Architecture in 2018: Look to the streets, not the sky

February 2, 2018 Sanjana Saluja

Museums, hotels and towers do not alone make cities. Architecture has an unique power to build, sustain and forge communities. BizCommunity explores how everyday buildings can strengthen communities and invigorate urban life.

This is good news for architects. Indeed, 2018 promises to be a favourable year for the profession: A spectacular array of sleek museums, posh hotels and some of the world’s tallest towers are slated for completion.

But income inequality is on the rise in the United States, with many city dwellers reaping few benefits from the current economic upturn.

The same could be said for the colossal scale and visual theatrics of high-profile buildings.
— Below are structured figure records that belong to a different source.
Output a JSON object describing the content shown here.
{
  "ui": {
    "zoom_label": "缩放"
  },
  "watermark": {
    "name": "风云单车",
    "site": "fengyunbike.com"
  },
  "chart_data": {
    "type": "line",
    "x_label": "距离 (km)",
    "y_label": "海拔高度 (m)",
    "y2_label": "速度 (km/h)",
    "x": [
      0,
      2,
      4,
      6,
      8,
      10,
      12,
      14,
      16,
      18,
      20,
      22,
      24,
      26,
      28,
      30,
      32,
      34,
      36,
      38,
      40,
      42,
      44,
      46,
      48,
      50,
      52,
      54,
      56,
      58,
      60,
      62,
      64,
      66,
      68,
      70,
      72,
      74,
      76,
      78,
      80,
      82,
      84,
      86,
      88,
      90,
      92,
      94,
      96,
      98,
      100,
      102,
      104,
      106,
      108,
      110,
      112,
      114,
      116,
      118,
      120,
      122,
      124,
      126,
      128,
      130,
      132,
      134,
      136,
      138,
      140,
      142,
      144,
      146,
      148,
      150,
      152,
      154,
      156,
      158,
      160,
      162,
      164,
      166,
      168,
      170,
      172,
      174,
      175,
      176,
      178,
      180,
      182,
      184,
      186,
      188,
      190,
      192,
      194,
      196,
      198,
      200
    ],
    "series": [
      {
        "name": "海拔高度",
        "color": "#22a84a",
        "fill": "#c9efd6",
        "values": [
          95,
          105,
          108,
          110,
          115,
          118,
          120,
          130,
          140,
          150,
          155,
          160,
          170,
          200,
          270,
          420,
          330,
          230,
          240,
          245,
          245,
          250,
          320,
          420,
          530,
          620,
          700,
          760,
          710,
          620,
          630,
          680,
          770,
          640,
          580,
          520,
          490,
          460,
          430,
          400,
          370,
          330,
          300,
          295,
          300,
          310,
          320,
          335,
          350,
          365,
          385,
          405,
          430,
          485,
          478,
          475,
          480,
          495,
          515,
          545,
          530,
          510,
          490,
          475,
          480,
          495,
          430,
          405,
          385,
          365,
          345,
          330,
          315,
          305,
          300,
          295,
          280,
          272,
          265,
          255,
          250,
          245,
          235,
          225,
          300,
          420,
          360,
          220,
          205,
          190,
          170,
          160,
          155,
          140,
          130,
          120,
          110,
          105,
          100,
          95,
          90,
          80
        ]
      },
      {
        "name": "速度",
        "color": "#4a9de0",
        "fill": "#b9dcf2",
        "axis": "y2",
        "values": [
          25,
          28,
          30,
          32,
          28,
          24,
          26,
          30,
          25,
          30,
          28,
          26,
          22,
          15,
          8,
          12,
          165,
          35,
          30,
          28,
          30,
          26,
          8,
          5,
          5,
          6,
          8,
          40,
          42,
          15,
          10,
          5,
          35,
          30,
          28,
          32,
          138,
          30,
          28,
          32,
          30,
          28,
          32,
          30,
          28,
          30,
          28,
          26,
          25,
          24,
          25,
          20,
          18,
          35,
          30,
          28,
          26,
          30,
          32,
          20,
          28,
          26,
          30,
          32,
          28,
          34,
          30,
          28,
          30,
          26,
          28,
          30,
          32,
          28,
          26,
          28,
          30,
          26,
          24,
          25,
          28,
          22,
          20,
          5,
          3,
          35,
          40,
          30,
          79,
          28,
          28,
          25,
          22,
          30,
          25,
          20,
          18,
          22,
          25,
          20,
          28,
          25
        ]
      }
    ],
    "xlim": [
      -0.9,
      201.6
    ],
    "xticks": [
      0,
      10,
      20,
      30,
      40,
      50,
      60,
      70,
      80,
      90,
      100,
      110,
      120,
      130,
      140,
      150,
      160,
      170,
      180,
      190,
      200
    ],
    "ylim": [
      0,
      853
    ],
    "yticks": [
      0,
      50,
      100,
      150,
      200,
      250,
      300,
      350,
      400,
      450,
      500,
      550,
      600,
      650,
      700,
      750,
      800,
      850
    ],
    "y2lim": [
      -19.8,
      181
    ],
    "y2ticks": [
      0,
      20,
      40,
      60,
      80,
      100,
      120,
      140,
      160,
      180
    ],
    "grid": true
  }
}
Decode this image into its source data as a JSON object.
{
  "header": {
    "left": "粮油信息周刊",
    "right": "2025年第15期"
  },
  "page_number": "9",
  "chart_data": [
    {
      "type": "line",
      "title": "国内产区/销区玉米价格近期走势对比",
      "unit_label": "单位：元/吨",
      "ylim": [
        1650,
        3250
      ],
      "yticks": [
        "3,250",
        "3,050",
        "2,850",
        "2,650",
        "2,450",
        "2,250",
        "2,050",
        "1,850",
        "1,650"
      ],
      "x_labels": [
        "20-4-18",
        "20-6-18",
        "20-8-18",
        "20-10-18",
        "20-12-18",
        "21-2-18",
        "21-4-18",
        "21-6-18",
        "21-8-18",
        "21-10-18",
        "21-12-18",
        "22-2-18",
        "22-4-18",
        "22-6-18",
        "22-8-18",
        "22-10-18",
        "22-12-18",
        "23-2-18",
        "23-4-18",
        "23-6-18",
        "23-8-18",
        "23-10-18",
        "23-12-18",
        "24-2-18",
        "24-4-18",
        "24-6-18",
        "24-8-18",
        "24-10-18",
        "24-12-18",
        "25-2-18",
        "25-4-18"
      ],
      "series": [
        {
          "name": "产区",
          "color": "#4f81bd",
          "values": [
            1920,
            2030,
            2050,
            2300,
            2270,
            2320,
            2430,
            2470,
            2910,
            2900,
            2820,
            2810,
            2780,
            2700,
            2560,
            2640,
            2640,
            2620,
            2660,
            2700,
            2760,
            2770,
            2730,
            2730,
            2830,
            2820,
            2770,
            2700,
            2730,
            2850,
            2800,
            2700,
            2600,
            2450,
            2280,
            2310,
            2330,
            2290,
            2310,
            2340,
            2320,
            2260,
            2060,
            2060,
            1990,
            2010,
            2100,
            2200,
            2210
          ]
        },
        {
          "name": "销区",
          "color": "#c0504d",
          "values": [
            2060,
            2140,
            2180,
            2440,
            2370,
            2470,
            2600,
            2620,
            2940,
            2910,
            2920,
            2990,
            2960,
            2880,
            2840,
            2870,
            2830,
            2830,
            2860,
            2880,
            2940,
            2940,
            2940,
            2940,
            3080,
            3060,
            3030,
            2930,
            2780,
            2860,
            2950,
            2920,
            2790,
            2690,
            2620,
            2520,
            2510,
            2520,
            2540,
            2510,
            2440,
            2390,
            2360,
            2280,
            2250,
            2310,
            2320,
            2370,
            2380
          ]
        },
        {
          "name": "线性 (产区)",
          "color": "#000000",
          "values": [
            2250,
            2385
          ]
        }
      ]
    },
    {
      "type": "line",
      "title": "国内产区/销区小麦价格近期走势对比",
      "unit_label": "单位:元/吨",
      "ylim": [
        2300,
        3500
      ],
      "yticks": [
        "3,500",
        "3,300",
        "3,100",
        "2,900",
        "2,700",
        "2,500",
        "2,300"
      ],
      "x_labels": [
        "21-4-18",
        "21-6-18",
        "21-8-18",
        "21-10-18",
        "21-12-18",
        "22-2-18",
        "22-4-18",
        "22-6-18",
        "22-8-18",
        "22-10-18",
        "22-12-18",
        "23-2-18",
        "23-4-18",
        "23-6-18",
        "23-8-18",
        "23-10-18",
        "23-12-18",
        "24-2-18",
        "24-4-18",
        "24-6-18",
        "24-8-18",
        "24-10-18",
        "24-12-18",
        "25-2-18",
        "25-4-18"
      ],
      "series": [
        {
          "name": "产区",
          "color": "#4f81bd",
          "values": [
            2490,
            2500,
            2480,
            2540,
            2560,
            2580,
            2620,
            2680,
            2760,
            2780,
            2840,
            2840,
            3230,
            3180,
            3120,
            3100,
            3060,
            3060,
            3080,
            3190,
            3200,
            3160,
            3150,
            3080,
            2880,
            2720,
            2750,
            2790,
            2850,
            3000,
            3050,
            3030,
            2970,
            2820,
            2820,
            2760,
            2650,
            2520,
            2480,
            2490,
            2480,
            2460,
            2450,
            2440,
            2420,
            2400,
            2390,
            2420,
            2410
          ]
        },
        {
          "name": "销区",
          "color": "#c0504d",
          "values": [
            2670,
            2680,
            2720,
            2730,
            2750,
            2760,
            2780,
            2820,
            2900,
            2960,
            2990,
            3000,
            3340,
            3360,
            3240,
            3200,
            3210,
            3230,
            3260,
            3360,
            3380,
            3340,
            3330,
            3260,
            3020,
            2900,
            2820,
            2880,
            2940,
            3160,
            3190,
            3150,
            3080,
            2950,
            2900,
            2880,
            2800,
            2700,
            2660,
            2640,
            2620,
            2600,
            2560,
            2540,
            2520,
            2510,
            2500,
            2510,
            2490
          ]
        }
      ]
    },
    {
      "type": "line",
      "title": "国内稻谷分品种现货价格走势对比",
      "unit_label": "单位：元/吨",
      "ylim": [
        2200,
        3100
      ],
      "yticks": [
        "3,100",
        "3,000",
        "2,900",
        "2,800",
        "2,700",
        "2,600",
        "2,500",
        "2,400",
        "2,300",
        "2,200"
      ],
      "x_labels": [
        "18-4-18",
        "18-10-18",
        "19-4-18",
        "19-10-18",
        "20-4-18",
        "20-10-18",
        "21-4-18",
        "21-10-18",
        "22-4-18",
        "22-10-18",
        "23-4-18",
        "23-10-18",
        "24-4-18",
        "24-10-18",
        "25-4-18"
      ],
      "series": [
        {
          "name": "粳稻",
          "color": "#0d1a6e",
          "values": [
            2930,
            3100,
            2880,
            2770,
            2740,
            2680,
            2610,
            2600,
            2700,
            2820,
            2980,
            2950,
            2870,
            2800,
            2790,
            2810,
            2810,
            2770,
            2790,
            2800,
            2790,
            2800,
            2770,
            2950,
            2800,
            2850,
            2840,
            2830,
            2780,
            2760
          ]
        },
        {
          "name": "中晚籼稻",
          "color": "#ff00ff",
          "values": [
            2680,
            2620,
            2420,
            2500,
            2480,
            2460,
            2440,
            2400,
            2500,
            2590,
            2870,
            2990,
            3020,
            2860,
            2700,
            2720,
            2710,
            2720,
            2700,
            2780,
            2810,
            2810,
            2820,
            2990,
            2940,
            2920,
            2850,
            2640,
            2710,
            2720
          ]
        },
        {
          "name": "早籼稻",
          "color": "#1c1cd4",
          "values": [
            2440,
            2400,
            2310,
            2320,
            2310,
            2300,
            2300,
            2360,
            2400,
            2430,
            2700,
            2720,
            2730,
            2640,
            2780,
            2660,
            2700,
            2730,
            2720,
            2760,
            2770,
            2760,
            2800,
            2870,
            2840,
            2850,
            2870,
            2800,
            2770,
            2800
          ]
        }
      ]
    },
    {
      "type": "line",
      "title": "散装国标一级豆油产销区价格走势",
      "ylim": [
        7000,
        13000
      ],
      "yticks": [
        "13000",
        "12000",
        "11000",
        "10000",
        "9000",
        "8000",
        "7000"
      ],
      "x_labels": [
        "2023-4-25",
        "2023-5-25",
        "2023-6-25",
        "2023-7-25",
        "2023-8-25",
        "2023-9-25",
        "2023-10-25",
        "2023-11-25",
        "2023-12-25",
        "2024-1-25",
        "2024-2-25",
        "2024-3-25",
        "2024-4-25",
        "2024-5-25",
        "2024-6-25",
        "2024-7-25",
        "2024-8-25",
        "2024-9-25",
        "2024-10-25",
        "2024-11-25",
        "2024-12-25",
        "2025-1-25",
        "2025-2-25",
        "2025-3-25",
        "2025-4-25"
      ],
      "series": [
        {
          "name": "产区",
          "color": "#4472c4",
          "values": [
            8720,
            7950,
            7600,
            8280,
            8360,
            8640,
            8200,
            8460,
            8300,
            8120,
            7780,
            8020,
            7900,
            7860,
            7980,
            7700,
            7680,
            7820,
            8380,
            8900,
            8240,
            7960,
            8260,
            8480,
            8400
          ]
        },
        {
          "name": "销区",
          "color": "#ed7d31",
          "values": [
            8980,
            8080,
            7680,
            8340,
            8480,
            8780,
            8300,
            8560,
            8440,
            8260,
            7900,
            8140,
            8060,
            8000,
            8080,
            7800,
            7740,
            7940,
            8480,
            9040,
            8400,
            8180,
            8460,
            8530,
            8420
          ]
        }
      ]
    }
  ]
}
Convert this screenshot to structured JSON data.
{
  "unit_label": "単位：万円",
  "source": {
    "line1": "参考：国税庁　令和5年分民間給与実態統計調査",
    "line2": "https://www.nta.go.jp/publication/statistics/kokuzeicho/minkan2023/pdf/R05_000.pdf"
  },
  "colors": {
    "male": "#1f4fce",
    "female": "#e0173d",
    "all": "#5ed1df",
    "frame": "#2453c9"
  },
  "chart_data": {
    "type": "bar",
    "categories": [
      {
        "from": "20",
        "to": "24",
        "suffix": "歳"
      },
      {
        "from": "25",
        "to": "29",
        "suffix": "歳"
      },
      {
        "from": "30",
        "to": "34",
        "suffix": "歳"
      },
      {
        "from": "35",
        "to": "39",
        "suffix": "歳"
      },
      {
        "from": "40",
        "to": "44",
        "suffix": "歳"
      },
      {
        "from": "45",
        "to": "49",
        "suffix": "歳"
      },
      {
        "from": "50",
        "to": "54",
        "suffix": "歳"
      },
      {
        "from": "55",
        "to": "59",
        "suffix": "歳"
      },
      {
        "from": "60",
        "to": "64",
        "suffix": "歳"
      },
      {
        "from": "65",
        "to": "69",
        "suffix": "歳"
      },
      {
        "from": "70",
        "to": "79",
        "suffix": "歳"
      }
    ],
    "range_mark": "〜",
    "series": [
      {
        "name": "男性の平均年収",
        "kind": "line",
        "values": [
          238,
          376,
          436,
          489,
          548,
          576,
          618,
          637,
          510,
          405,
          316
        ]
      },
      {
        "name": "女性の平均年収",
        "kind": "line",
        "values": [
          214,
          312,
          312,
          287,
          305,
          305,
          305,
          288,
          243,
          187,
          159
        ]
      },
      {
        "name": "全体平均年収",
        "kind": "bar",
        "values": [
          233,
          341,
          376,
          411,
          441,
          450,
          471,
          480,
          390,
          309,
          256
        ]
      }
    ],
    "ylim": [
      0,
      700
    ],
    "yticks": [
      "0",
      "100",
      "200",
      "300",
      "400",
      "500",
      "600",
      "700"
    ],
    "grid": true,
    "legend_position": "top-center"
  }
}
Residential towers for the super rich are transforming the skylines of cities and public spaces are increasingly being privatised. As a result, cities are being shaped according to the desires of the elite.

This is particularly troublesome as many cities are also grappling with the ongoing politics of austerity – less and less investment in public services, infrastructure and public housing. Yet some architects have dedicated themselves to addressing these very problems.

The architecture of social engagement – the idea that buildings should address inequality and improve the lives of all dwellers – first started gaining steam during the Great Recession. It’s important to continue moving this work out from under the shadows of the glossier buildings that tend to receive the most media attention.